Vent … ou pire: l’erreur du pilote était-elle responsable du blocage de Suez? | Océans


TLes ennuis ont commencé à 5 h 17. Ever Given, un Ultra Large Container Vessel (ULCV) chargé de 20 000 conteneurs, avait mis en route le canal de Suez un quart d’heure plus tôt depuis le sud, dans la baie de Suez.

C’est ainsi que fonctionne le canal: les navires jettent l’ancre la nuit précédente et attendent de partir tôt le lendemain matin – un convoi en direction sud de Port-Saïd à partir de 3h30, celui en direction nord à 5h00. Ils se rencontrent à Great Bitter Lake, où le convoi en direction du sud jette l’ancre pour laisser passer l’autre. Considérez une route de campagne avec des points de passage, uniquement pour les navires de la hauteur des bâtiments, voyageant à la vitesse d’un scooter.

Il y a des convois parce que sur une grande partie de sa longueur de 120 milles, le canal est étroit. Un système bidirectionnel a été construit à grands frais par l’Égypte en 2015, raccourcissant le transit du convoi vers le sud à 11 heures. Mais il ne fonctionne que sur 22 miles. Pour le reste du passage, les navires doivent voyager en file indienne sur une route très mince.

Ever Given était grande et lourde. Comme il est normal dans le transport maritime mondial, son itinéraire habituel était de se diriger vers l’est pour aller chercher des marchandises en provenance d’Asie, puis de revenir en charge. Elle était également large, avec un «faisceau» – ou largeur – de 194 pieds et sa profondeur sous l’eau était de 51 pieds. ULCV est une spécification donnée à un engin d’une capacité supérieure à 20 000 unités équivalentes vingt pieds. Les règlements de Suez exigent une autorisation spéciale pour les navires de la taille d’Ever Given, mais elle vient de se qualifier de Suezmax: les dimensions maximales autorisées pour l’expédition pour traverser le canal.

Les navires attendent de passer le canal de Suez sur le grand lac amer.
Les navires attendent de passer le canal de Suez sur le grand lac amer. Photographie: Xinhua / REX / Shutterstock

Le temps n’était pas calme. Non seulement il y avait un vent de 30 mph venant du quartier du port – l’arrière gauche – mais il y avait aussi une tempête de sable. Ever Given a quitté son port et est reparti à 8 nœuds. Lorsque j’ai transité par Suez sur un porte-conteneurs en 2010, je me souviens que c’était comme une amble. C’était aussi terne: eau verte, sable, quelques habitations ici et là.

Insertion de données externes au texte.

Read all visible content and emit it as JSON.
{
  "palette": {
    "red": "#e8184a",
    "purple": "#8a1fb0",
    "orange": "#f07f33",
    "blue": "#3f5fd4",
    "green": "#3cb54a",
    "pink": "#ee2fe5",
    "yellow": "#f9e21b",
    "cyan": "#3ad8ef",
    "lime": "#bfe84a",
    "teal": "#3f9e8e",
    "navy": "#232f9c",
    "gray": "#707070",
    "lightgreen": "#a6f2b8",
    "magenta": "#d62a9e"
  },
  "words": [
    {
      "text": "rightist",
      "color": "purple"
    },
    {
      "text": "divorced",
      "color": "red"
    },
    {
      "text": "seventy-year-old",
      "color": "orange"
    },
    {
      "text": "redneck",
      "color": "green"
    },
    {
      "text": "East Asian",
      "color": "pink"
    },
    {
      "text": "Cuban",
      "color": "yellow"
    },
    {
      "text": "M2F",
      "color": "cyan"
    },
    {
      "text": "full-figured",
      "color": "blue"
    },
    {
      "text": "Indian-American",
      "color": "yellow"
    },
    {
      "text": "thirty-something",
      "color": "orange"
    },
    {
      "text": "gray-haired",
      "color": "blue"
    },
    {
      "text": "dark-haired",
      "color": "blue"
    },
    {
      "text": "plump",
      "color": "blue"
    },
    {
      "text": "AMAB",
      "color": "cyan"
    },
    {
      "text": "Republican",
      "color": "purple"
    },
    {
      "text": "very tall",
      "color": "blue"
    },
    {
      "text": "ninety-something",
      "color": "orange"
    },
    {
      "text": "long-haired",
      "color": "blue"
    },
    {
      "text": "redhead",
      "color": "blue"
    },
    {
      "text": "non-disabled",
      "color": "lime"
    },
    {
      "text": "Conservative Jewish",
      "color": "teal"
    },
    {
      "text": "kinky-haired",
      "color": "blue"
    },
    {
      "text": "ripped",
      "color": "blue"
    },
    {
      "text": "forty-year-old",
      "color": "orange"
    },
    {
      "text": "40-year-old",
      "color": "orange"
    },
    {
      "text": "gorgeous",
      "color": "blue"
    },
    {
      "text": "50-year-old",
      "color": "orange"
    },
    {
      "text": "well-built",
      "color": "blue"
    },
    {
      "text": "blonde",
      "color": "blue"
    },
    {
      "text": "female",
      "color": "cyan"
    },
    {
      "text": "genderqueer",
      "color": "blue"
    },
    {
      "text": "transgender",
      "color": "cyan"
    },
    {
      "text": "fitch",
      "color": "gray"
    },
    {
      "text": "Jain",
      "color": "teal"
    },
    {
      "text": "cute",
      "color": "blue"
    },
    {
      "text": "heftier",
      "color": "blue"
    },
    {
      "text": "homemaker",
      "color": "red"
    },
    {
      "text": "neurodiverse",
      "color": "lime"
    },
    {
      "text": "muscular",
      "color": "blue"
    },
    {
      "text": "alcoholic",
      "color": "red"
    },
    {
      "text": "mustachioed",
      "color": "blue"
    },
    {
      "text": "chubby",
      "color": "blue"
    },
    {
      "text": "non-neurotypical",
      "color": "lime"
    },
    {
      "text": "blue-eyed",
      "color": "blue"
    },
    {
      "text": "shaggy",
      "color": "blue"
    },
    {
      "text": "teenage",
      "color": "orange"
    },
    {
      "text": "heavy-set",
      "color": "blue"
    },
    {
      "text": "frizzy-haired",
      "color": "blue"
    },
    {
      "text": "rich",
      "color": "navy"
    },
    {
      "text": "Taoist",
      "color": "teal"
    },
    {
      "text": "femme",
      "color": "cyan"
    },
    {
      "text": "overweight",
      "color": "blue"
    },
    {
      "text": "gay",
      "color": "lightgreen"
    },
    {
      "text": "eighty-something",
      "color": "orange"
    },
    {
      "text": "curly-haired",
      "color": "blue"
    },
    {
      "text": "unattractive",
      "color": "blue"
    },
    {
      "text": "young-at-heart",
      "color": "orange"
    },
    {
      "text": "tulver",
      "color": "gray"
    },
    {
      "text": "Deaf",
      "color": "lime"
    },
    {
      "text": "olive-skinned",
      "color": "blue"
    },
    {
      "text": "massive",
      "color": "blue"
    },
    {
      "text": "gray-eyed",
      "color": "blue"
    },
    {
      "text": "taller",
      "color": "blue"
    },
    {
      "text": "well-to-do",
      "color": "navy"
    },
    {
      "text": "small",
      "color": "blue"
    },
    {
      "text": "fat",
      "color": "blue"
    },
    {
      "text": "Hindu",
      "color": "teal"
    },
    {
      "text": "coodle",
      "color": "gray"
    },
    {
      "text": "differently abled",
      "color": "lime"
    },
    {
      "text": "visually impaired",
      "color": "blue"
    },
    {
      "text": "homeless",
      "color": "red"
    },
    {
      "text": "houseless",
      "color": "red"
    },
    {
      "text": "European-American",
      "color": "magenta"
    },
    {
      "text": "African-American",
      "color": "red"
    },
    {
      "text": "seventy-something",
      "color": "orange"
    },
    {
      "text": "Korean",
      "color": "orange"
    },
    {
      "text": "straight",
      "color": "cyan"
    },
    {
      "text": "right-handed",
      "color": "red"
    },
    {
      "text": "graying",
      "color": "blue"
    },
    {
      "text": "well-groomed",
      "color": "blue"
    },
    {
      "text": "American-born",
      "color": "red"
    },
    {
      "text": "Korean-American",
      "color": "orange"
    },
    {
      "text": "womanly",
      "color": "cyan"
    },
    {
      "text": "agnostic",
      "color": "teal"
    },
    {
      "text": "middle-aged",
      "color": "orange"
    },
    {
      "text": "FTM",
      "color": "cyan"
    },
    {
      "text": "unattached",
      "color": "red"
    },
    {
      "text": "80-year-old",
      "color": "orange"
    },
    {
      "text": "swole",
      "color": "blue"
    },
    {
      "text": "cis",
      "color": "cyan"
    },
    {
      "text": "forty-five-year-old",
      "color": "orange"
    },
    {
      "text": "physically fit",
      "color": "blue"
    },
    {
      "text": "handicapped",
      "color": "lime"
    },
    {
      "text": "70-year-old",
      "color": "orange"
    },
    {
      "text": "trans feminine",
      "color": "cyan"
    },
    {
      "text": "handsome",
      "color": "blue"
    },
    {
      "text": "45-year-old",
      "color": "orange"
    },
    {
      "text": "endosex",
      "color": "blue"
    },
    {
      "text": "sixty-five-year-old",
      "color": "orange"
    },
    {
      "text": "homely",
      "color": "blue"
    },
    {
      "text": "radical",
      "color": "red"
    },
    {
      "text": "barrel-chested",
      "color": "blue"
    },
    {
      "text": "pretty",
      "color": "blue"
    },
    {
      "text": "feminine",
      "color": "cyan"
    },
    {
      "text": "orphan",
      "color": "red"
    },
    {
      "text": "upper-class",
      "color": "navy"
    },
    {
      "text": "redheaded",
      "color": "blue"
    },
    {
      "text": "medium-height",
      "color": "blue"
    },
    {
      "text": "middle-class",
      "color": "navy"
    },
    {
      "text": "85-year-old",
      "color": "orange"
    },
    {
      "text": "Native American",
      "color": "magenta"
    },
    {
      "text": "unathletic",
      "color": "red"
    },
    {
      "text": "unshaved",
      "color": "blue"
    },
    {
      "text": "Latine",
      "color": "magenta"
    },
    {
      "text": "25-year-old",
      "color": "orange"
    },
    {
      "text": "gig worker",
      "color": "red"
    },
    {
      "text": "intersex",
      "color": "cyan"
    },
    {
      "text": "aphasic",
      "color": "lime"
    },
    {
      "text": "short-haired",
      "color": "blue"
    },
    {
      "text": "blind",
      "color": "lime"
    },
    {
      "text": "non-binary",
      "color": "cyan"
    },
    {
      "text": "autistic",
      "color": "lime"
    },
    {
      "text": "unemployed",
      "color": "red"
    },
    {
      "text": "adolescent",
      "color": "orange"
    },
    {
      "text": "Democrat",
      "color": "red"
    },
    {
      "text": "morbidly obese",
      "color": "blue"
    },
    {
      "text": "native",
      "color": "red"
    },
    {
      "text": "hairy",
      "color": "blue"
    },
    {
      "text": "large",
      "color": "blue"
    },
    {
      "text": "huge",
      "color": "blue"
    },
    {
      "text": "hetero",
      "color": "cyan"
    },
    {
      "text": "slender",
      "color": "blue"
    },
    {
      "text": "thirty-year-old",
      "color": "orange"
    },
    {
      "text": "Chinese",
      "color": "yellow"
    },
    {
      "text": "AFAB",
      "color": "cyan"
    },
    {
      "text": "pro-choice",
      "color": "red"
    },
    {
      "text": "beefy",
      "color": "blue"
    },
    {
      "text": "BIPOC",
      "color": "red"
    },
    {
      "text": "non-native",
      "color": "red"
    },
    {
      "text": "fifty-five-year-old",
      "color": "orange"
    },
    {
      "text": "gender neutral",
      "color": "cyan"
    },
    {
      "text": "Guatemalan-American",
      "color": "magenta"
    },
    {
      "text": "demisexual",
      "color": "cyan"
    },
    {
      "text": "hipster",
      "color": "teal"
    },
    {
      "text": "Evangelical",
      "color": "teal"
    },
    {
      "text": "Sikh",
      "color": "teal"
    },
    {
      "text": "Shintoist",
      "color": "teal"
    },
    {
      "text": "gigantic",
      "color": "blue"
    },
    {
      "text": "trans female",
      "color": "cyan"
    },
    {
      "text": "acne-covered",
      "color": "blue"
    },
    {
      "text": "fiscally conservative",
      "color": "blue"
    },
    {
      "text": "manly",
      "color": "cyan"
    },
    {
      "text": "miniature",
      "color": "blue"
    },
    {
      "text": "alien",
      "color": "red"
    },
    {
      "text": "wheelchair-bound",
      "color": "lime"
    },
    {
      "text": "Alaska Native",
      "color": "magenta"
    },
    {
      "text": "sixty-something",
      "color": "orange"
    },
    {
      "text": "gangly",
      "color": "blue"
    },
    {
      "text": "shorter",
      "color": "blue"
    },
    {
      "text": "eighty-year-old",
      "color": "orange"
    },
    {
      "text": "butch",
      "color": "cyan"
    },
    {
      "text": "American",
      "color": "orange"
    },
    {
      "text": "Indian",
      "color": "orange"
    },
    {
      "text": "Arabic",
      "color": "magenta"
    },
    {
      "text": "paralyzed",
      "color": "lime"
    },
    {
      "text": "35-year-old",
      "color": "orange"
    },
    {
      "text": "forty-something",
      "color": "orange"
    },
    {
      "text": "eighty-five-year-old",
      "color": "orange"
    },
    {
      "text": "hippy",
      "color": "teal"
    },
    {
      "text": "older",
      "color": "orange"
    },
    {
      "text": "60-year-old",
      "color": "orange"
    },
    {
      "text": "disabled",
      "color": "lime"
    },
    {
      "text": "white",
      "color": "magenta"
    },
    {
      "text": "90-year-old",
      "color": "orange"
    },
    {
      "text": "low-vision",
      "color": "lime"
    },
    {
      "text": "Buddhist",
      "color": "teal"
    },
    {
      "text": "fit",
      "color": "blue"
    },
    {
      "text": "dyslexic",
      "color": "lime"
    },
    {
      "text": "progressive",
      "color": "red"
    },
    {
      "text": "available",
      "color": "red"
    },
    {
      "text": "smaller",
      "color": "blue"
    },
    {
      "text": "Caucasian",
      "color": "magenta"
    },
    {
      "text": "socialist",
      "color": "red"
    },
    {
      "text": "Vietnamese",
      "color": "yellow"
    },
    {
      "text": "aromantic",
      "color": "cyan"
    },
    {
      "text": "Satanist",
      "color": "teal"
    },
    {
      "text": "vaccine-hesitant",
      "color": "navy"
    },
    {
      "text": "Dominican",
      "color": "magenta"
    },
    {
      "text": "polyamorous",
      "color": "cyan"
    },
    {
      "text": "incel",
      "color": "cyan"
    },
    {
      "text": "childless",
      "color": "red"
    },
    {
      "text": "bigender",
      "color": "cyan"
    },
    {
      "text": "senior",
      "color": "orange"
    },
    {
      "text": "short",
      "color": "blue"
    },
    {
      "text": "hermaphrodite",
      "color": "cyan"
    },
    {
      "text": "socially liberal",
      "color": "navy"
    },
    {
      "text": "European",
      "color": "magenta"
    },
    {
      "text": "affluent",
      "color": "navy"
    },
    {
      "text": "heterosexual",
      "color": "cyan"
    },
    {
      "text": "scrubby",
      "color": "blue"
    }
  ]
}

Au bout de quelques heures, j’ai compris pourquoi l’équipage l’avait méprisé comme «un fossé dans un désert». Même le premier officier laconique a été ému d’exprimer une opinion: «Du sable, du sable, du sable». L’accident semble impossible, ai-je dit au commandant de bord à l’époque, alors que nous nous tenions sur la passerelle pendant que le pilote somnolait. «Faux», dit-il.

Une fois, se souvient-il, il quittait le terminal à conteneurs pour entrer dans le canal lorsque le pilote a échoué le navire sur le sable. Le commandant de bord est intervenu en annulant le pilote, a fait descendre le navire de la rive, puis a fait une pause bien méritée. «Quand je suis revenu, j’ai dit: ‘Où est ce putain de pilote?’» Puis j’ai vu sa tête se relever. Il était sur le pont, en train de prier.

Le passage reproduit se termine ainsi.